Mr Thomas O'Brien was born in Bunavie, Grean, Pallasgreen, Co Limerick, Ireland around 1885.
He was the son of Patrick O'Brien (b. circa 1835), a farmer, and Margaret Tobin (b. 1854) who had married in 1873 in their native Co Limerick.
He was brother to eight known siblings: Mary (b. 1873), Patrick (b. 1875), Winifred (b. 1877), Bridget (b. 1879), Patrick (b. 1880), Margaret (b. 1883), Annie (b. 1888) and Barney (b. 1891).
Thomas appears on the 1901 census living at house 4 in Bunavie, Grean. His father had passed away by this stage, on Christmas Day 1893, and he was described as a farmer's son, his mother and his brother Pat now operating the farm.
Thomas later became involved with another Limerick native, Hannah Godfrey (b. 1884), a native of Cappamore. It is not clear if the two were ever officially married but by early 1912 it was clear that Hannah had fallen pregnant and it was decided that the couple should emigrate.

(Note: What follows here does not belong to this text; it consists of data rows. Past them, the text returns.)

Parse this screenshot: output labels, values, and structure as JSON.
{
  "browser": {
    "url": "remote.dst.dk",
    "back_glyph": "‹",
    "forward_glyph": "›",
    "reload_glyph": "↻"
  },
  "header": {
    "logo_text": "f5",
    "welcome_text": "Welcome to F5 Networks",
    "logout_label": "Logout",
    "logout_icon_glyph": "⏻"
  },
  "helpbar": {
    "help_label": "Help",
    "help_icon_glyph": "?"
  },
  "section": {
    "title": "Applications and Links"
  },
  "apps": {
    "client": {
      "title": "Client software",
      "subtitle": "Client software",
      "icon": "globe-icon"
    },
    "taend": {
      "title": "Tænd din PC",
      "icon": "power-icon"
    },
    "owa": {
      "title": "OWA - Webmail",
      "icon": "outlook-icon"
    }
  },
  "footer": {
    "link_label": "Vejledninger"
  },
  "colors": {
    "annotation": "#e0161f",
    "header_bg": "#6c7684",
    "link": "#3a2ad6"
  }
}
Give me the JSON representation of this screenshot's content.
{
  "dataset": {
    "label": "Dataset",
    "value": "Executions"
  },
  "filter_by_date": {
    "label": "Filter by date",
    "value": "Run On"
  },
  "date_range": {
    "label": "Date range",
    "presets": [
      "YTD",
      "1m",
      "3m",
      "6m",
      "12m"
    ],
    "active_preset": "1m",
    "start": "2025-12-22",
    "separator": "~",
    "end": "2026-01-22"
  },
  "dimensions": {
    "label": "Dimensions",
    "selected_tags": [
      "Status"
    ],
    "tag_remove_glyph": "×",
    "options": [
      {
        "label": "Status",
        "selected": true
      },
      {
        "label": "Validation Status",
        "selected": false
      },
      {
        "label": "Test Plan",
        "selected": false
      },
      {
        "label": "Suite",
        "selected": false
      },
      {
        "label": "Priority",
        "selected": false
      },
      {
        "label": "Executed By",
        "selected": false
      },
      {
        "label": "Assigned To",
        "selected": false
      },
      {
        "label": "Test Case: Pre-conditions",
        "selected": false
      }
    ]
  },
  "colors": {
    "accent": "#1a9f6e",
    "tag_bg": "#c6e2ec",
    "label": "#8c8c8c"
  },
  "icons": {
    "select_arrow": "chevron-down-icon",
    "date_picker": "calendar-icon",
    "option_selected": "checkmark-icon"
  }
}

Thomas and Hannah boarded the Titanic at Queenstown as third class passengers (ticket number 370365 which cost £15, 10s) and he was described as an agricultural labourer. They were travelling to Chicago, Illinois where Thomas' sister Mary Hunt lived at 638 Sherman Plaza. It is believed that he had several other siblings living in the Chicago locale.
Thomas died in the sinking and his body, if recovered, was never identified.
His widow Hannah later gave birth to their daughter on 3 September 1912 and named her Marion Columba O'Brien.
In the wake of Thomas' death came a wrangling over compensation between his widow and his family back in Ireland. Hannah was soon able to produce evidence that she and Thomas were married and she went on to benefit from various relief funds. In a terse letter to her sister-in-law Mary Hunt, Hannah said:
"You needn't worry about me. My baby and myself will be alright. I knew ye were all trying to get some money. I produced my marriage certificate, and I had the nearest claim. So you nor the lawyer needn't bother..."
Hannah was remarried and had a son before her untimely death in 1918.
His daughter Marion, a Titanic survivor in her own right, later married an Irishman, William J. Hanlon (1905-1975) and had one son and two daughters. She lived in Albany up until widowhood when she transferred to Tennessee where her daughter Catherine lived. She died in Manchester, Tennessee on 4 July 1994 aged 81 and is buried in St Agnes' Cemetery, Menands, Albany.